Tribune Par Boris Grésillon : La crise oblige à être inventif

mai 2009
Face à une situation intenable à l'intérieur des murs de l'université, enseignants et étudiants en lutte expérimentent de nouvelles formes d’action au cœur de la cité. Analyse et récit de Boris Grésillon, maître de conférence en géographie à l’Université de Provence.

Les enseignants-chercheurs ne désarment pas. Il faut dire que leurs revendications sont aussi légitimes que le malaise universitaire est profond. Ils sont opposés à la fois à la réforme de leur statut, à la « mastérisation des concours » incluant la fin de l’année de stage obligatoire, à la suppression des postes annoncée pour la rentrée 2009, au démantèlement du CNRS. Au-delà de ces mouvements conjoncturels de protestation, la colère monte depuis des années face à des conditions de travail indignes – il suffit de visiter la faculté de lettres et sciences humaines d’Aix-en-Provence pour s’en rendre compte, et Aix n’est pas un cas isolé -, à la précarisation des doctorants ou à la suppression massive et systématique de postes aux concours de recrutement.

Sur ce terreau propice à la contestation, le tristement fameux discours du 22 janvier prononcé par Nicolas Sarkozy a mis le feu aux poudres. Jamais un président français en exercice ne s’était exprimé avec une telle violence contre la communauté des chercheurs. De même que les mots de « Kärcher » et de « racaille » employés par le ministre de l’Intérieur de l’époque avaient enflammé les banlieues françaises en 2005, de même, toutes proportions gardées, le discours du 22 janvier 2009 a-t-il jeté dans la rue l’ensemble des enseignants-chercheurs.

Trois mois plus tard, non seulement l’opposition aux différents projets de réforme du gouvernement reste d’actualité, mais on constate que les universitaires et chercheurs ont inventé de nouvelles formes, parfois ludiques, de contestation.
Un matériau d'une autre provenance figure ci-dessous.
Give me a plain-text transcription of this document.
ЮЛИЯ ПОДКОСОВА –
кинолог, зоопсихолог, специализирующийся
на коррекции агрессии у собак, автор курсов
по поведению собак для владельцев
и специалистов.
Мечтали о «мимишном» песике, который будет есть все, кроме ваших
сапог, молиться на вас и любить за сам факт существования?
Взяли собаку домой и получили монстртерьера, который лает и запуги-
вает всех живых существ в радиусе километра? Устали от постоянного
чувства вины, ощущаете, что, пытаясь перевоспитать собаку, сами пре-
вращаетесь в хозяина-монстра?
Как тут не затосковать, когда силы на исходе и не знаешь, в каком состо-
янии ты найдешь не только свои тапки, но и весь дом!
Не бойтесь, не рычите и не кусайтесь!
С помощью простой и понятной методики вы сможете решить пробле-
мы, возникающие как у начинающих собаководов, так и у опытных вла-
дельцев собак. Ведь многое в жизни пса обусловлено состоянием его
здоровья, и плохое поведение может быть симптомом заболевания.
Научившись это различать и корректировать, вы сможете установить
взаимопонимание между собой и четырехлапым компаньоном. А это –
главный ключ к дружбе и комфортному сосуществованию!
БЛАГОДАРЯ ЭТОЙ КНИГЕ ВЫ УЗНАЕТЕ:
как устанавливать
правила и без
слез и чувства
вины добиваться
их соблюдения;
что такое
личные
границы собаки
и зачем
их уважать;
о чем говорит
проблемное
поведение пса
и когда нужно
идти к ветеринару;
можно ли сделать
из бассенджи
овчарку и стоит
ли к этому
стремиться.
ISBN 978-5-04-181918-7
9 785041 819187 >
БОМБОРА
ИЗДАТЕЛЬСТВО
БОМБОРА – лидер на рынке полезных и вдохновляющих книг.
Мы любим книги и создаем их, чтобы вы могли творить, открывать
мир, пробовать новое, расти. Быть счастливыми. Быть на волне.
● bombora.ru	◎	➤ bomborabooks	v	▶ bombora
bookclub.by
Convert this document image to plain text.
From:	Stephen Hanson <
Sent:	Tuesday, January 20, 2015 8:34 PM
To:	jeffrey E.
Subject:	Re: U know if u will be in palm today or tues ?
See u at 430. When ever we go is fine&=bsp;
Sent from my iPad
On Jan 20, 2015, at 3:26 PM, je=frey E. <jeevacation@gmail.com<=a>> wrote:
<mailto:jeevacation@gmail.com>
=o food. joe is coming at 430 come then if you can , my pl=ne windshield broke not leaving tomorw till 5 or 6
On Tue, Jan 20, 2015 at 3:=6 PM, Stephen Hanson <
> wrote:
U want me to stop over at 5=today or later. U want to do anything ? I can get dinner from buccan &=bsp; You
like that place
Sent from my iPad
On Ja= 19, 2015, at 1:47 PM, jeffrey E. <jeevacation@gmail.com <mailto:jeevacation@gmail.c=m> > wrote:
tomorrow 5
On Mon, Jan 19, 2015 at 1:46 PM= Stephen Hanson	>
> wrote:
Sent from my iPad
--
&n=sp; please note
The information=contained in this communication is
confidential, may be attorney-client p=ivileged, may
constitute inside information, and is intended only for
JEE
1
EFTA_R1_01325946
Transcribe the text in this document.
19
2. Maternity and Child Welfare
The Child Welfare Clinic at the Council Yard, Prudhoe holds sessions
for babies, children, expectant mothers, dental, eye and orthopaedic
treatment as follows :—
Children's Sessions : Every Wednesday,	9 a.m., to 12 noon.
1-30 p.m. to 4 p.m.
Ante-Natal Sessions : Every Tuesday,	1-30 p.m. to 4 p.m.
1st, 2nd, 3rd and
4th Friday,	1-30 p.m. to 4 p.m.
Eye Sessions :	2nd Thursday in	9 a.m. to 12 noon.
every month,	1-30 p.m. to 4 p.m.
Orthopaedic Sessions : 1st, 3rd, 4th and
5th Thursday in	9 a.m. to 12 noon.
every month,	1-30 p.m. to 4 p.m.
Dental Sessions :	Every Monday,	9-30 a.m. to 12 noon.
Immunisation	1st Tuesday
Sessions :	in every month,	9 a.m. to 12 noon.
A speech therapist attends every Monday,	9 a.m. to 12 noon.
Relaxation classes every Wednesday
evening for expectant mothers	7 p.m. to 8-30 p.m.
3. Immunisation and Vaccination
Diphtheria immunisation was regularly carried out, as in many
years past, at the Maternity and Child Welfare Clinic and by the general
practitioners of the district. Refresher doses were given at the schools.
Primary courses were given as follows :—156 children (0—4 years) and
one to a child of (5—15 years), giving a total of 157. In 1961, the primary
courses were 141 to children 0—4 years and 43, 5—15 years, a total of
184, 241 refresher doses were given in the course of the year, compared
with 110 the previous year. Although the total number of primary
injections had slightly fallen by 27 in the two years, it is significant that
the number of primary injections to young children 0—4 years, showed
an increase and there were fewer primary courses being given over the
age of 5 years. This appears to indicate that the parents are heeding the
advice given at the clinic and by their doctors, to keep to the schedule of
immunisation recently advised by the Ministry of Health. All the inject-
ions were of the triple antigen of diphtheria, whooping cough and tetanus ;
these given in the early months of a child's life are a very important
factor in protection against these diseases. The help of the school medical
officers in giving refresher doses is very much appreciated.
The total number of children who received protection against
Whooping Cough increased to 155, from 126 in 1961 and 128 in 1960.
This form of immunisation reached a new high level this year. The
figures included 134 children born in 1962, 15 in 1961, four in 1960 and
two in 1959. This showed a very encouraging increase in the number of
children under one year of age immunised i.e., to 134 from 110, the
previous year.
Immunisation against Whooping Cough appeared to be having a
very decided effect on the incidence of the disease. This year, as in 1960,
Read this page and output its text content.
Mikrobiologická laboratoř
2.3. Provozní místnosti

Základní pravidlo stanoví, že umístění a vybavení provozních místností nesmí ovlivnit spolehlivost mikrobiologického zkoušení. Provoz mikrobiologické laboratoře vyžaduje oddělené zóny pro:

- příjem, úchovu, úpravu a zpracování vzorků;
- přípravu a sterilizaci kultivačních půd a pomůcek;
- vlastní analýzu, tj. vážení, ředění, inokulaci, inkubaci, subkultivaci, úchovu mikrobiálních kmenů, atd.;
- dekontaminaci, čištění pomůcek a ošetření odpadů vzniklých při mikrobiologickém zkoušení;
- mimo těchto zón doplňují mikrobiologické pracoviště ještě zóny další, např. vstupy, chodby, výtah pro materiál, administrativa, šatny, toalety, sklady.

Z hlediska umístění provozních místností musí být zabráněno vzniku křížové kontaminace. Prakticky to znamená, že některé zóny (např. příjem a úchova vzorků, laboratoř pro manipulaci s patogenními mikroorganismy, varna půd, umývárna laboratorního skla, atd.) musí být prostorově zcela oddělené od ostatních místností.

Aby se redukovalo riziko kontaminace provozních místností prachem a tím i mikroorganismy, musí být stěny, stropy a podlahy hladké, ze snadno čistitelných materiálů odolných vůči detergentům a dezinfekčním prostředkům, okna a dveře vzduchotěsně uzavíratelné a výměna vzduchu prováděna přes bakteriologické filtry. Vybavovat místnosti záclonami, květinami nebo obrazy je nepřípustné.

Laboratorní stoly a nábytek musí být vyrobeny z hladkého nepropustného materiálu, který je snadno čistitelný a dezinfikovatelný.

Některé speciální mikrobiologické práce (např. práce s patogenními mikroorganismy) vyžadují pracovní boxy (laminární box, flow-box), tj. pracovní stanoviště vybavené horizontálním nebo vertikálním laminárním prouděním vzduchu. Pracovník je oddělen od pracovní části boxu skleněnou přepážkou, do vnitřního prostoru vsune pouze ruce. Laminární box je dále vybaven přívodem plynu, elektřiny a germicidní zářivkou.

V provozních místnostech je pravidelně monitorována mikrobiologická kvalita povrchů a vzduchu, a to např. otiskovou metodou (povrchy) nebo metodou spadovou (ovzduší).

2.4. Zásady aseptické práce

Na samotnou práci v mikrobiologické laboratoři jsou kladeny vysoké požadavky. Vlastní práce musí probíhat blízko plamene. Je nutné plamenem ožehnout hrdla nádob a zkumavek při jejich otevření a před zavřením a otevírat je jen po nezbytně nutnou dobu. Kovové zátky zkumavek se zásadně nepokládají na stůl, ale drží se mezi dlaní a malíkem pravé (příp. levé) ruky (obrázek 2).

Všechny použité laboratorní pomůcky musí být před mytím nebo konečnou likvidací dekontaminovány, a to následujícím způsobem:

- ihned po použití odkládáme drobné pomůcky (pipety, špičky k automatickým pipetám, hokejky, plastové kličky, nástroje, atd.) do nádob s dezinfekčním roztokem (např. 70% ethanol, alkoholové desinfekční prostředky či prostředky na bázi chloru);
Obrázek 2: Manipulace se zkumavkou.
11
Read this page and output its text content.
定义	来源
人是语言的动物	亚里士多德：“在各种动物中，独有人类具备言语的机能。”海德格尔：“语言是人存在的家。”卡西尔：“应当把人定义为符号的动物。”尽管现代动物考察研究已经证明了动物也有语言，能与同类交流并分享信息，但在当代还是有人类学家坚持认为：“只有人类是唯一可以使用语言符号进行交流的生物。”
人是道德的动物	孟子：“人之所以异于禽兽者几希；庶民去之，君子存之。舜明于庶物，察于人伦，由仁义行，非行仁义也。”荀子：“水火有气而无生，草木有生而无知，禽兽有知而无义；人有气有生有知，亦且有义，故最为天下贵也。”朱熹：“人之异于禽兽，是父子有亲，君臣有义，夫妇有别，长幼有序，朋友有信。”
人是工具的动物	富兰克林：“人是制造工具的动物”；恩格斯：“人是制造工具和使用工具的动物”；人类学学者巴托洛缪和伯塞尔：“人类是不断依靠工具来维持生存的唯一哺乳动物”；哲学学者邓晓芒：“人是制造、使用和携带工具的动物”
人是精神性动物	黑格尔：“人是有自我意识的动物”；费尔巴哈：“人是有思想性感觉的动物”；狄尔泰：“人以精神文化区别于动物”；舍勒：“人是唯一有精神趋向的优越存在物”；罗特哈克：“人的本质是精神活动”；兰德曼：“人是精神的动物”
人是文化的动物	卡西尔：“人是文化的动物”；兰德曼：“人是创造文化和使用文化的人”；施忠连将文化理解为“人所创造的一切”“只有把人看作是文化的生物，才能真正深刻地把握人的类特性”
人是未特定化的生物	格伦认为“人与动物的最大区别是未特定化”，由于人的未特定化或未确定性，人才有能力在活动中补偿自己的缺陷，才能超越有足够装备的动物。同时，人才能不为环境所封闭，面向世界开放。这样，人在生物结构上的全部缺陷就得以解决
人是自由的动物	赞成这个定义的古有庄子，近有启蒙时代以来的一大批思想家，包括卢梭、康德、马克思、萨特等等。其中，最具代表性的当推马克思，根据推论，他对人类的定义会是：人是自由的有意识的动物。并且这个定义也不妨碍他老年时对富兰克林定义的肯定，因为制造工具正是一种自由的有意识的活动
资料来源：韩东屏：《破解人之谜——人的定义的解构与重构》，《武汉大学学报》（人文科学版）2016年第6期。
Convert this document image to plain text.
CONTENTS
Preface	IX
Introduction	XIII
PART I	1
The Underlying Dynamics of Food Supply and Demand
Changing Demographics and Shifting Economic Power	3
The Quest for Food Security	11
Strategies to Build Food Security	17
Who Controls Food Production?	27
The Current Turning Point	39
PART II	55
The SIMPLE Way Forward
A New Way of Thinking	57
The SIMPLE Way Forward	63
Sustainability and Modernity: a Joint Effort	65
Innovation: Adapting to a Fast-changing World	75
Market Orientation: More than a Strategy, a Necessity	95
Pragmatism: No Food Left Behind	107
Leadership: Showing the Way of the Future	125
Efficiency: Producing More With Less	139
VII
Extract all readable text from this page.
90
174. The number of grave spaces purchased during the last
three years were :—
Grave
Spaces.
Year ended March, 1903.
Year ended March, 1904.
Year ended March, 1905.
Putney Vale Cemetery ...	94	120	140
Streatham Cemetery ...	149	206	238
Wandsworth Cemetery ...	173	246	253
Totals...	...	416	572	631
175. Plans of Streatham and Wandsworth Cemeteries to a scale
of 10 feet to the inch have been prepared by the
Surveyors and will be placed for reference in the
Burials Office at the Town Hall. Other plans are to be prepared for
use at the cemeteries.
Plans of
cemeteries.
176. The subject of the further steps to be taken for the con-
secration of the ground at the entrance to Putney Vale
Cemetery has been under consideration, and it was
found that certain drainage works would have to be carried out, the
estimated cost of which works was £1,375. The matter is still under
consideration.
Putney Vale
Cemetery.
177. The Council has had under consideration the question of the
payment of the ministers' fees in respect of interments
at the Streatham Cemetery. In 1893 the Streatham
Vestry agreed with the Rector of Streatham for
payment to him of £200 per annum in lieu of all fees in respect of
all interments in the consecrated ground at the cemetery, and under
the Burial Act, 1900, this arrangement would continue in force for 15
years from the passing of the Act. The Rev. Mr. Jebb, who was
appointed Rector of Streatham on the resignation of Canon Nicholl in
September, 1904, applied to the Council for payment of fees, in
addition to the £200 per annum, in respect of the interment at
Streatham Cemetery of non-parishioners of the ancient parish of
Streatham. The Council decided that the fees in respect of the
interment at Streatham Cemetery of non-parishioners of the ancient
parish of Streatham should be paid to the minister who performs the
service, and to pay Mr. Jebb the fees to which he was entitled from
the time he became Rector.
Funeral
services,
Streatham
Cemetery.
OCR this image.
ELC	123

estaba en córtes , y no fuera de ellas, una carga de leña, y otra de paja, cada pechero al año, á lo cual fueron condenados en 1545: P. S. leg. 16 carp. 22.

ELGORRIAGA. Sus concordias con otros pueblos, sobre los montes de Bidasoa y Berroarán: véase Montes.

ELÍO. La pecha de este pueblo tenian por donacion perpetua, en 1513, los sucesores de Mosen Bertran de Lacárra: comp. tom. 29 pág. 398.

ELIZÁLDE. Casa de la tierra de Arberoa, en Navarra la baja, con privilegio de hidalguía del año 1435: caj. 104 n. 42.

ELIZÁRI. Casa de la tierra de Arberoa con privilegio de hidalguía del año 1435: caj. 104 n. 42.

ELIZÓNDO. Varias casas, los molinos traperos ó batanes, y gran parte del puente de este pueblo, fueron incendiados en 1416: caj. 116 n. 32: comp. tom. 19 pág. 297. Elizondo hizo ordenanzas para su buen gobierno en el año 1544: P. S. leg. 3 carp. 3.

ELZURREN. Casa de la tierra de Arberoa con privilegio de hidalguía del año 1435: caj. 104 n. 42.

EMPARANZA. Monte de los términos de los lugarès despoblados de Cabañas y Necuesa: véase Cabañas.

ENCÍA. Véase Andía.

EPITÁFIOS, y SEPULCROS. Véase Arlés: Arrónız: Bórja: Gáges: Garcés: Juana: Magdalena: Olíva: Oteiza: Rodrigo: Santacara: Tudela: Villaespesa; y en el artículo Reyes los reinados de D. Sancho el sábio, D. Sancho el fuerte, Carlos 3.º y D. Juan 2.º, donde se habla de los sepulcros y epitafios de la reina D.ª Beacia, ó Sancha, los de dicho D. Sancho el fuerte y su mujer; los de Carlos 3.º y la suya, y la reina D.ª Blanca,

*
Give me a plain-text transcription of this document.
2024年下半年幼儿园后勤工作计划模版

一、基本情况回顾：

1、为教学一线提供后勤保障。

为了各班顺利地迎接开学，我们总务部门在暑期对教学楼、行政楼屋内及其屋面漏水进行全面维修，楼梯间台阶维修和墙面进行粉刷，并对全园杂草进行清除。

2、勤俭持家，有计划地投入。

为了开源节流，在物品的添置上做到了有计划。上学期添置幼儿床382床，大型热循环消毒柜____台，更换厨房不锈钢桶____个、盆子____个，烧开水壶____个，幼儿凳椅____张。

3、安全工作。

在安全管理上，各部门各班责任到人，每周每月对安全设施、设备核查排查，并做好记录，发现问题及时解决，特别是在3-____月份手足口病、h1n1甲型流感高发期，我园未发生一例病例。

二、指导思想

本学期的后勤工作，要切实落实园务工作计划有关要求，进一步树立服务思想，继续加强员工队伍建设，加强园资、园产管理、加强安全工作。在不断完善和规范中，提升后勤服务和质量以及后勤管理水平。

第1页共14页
La raison en est simple : les moyens classiques d’action – grèves, manifestations, blocages, lettres ouvertes, pétitions – s’avérant inefficaces, il a bien fallu faire preuve d’inventivité pour tenter de mobiliser l’opinion et les médias en espérant ainsi interpeller le gouvernement.

« Une transformation des codes pédagogiques, contestataires et géographiques »

Ainsi, les enseignants se sont aventurés hors des murs de leurs amphis pour proposer des cours « hors les murs », comme lors de l’opération « cours sur le cours Mirabeau ». Dans un climat bon enfant, des mini-cours d’histoire, d’anglais ou de musique se sont tenus en différents endroits du Cours Mirabeau, devant un parterre assidu d’étudiants mais aussi de curieux ou de badauds. Le plus sérieusement du monde, des étudiants de géographie ont fait réaliser des « cartes mentales » par de simples passants qui se sont pris au jeu. Etudiants transformés en professeurs, professeurs en auditeurs, et habitants en étudiants : le mélange des gens et des genres n’a choqué personne. Et surtout, ce type de formule expérimentale a permis aux enseignants en grève de ne pas se couper de leurs étudiants.

Autre exemple de transformation des codes pédagogiques, contestataires et géographiques : pendant que les professeurs de lettres organisaient des lectures publiques de La Princesse de Clêves chère au président Sarkozy, les enseignants de géographie et d’histoire mettaient en place, pour leurs étudiants, des « marches urbaines et didactiques » dans la ville de Marseille. Enfin, début avril, à l’initiative des germanistes, de nombreux départements de la faculté des Lettres d’Aix participèrent à « l’Université hors d’elle », nouvelle et heureuse formule pour dire que la situation étant intenable à l’intérieur des murs de l’université, les cours se tiendraient hors des murs, en ville. De ce fait, comme l’ont souligné de nombreux journalistes qui ont rendu compte du mouvement, l’université retrouvait sa place : au coeur de la cité.

Jointes aux nouveaux usages d’Internet (cours mis en ligne, contacts permanents avec les étudiants, pétition circulant d’une université à l’autre…) et du téléphone portable (organisation rapide et spontanée de sit-in…), ces formes de contestation d’un genre nouveau, relayées par les medias, interpellant les habitants qui sont aussi des parents d’élèves, ont, à tout le moins, gêné Pécresse et le gouvernement. Cela dit, elles ne peuvent être que temporaires et ne sauraient en aucun cas se substituer ni aux modes classiques d’expression du mécontentement ni aux formes normales de tenue des cours. Mais l’inventivité a toujours du bon. Elle transcende les habitudes corporatistes, apporte du tonus aux enseignants amers et donne du fil à retordre aux ministres de tutelle.